Among the myriad genres, subgenres and sub-subgenres that make up the Greater Vermont music scene, glam is relatively underrepresented, particularly the glitchy, electro-pop variety. But that’s not to say the Green Mountains are completely devoid of throbbing, beat-centric fabulousness. Rue Mevlana, a self-described supergroup led by songwriter and front man Nathan Jarvis, have been keeping savvy Burlington audiences sweaty and sated since 2005. Earlier this summer, the band released its latest album, Synthetic Emotion.

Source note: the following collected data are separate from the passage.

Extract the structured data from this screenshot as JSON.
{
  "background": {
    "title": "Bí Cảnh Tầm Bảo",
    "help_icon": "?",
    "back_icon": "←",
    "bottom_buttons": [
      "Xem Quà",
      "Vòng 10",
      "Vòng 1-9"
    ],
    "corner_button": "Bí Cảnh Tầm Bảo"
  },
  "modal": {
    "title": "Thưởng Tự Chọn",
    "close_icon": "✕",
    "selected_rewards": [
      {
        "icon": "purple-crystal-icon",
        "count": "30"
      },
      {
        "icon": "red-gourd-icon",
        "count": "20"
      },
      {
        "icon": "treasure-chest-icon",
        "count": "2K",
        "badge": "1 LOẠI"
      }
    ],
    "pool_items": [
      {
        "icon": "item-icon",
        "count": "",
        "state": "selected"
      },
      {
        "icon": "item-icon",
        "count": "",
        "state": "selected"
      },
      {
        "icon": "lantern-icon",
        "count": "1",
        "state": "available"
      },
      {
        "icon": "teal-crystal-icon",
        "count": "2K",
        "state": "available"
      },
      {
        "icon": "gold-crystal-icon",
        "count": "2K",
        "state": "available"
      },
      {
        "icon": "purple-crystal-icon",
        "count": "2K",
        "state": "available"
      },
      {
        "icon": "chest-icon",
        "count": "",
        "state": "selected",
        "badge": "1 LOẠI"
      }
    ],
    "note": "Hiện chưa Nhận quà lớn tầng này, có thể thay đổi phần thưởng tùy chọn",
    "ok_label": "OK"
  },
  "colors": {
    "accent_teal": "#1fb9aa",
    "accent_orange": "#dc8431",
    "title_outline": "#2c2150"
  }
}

The effort comes on the heels of a deliciously devious holiday EP, Dancing to Keep Warm, released late last year, and marks the band’s fourth full-length album.

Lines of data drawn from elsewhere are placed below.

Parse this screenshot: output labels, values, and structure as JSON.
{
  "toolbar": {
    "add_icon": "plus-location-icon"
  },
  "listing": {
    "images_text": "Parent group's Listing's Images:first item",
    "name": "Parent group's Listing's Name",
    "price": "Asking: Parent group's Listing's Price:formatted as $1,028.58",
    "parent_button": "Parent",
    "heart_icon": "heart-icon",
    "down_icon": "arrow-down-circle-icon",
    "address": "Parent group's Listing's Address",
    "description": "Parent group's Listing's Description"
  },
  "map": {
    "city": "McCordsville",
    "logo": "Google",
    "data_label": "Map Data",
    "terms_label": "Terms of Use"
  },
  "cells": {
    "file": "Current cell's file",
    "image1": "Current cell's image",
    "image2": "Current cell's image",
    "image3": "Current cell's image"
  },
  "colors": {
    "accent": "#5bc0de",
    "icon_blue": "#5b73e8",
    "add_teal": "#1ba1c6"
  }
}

Taken as a whole, the record’s 14 tracks represent a hypnotic 52-minute daze. Jarvis’ production is generally informed by house and techno, with just enough occasional breakbeat snap to yank the listener out of a trance. That’s not to say Rue Mevlana’s tracks are dull. They aren’t. Rather, these cuts yearn to be blasted from the bass-fortified speakers of a dance club. This is dance music, first and foremost. And the translation to the tinny confines of your earbuds might make for an underwhelming experience, at least to the casual listener. But there is good reason to listen closely.
The crux of the Rue crew’s appeal, aside from those frenetic dance mixes, is its subversive nature. That quality was made explicit on the band’s aforementioned Xmas romp, but it’s subtler on Synthetic Emotion. Jarvis and his bandmates, Marya Vallejos, Justine Crosby, Jess Mateik and Hannah Wall, specialize in cheeky, precocious songwriting delivered with a gleefully shameless brat-itude that reminds this critic of a more brazenly churlish version of Burlington indie-pop band the Smittens — whose music is far less cute and cuddly than you think, by the way. Imagine a strung-out Colin Clary riffing on douche-y celebs (“Scumbag Celebrity”) or a prickly Dana Kaplan taking Maverick to task (“Tom Cruise!”), and you’re in the ballpark.
Synthetic Emotion is Rue Mevlana’s most complete effort to date. Though it likely doesn’t do their infamously salacious live act justice, it’s an oft-titillating album that serves as a worthy introduction to glam pop in Vermont.
Rue Mevlana play Farm Fresh: the Pride Party at the Higher Ground Ballroom on Saturday, September 22.